Photo of Hunter when he worked as a Marion County Sheriffs Deputy. Photo submitted.

It was around the same time, he started to notice the impact local cops had on the community, whether they were saying hi or shooting hoops with the guys in his neighborhood.

“One of them said, ‘why you don’t become a police officer?’”

So he did. He applied with the Indianapolis Police Department and didn’t make the cut but landed a job with Marion County as a sheriff’s deputy. He spent eight years there and two more as a police officer with IMPD after the city merged law enforcement services with the county in 2007.

“During that time, it gave me insights into how people live their lives. The good, the bad, and the indifferent.”

Hunter says he’ll never forget the toughest parts of the job: seeing the children impacted by a life of crime or neglect, and the danger always lurking on the street. Hunter was working the perimeter on September 17, 2001, when fellow Deputy 24-year-old Jason Baker was shot and killed during a high-speed chase.

Father Hunter performs a baptism at St. Malachy Catholic Church in Brownsburg. Photo by Chris Cornwall

“Shots were firing all around you and didn’t know where you were coming from,” he remembers.

On patrol for several years, Hunter was itching to go back to school.
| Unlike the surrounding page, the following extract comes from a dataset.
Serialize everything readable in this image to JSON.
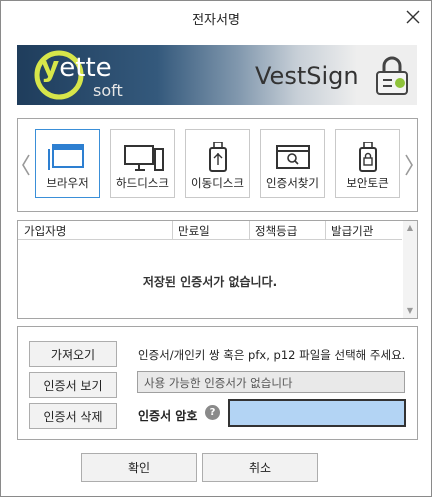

He went on to earn a business degree at Marian University before giving in to the voice in his head and joining the Seminary.

“My mother was happy. When I told her I’m going in the Seminary, she said now I can sleep after 10 years,” Hunter remembers. “When I found myself leaving my office, sitting in Eucharistic Adoration and in prayer and in church trying to figure this out, it hit me at one point.  Okay, I know where I need to be.”
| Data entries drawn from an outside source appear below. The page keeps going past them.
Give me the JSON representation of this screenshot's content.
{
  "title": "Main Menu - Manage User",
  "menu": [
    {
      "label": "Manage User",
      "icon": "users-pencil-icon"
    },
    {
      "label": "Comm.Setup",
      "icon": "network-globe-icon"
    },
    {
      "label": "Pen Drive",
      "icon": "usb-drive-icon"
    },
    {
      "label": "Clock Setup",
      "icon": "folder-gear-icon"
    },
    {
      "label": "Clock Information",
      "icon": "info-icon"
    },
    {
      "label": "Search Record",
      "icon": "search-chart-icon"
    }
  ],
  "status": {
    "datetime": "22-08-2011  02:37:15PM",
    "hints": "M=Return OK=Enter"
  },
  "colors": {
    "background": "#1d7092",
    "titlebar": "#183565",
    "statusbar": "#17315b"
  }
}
Fast-forward to August 2017,  he’s just completed his first month as Associate Pastor at St. Malachy Church. Chatting with parishioners on a warm Sunday morning between Mass and a welcome picnic in his honor, he’s as easy going as they come.

“When they see that you’ve had a life of service they are more inclined to approach you and I want people to know who I am and that I am approachable,” he said.

While his two paths are very different, he says they are also the same.

“It’s still service to God’s people. Either way.”

“No matter what’s going on in a person’s life, they are still our brother and sister in Christ they are still a child of God and it is our service and duty to serve our brothers and sisters in Christ in a time of need.”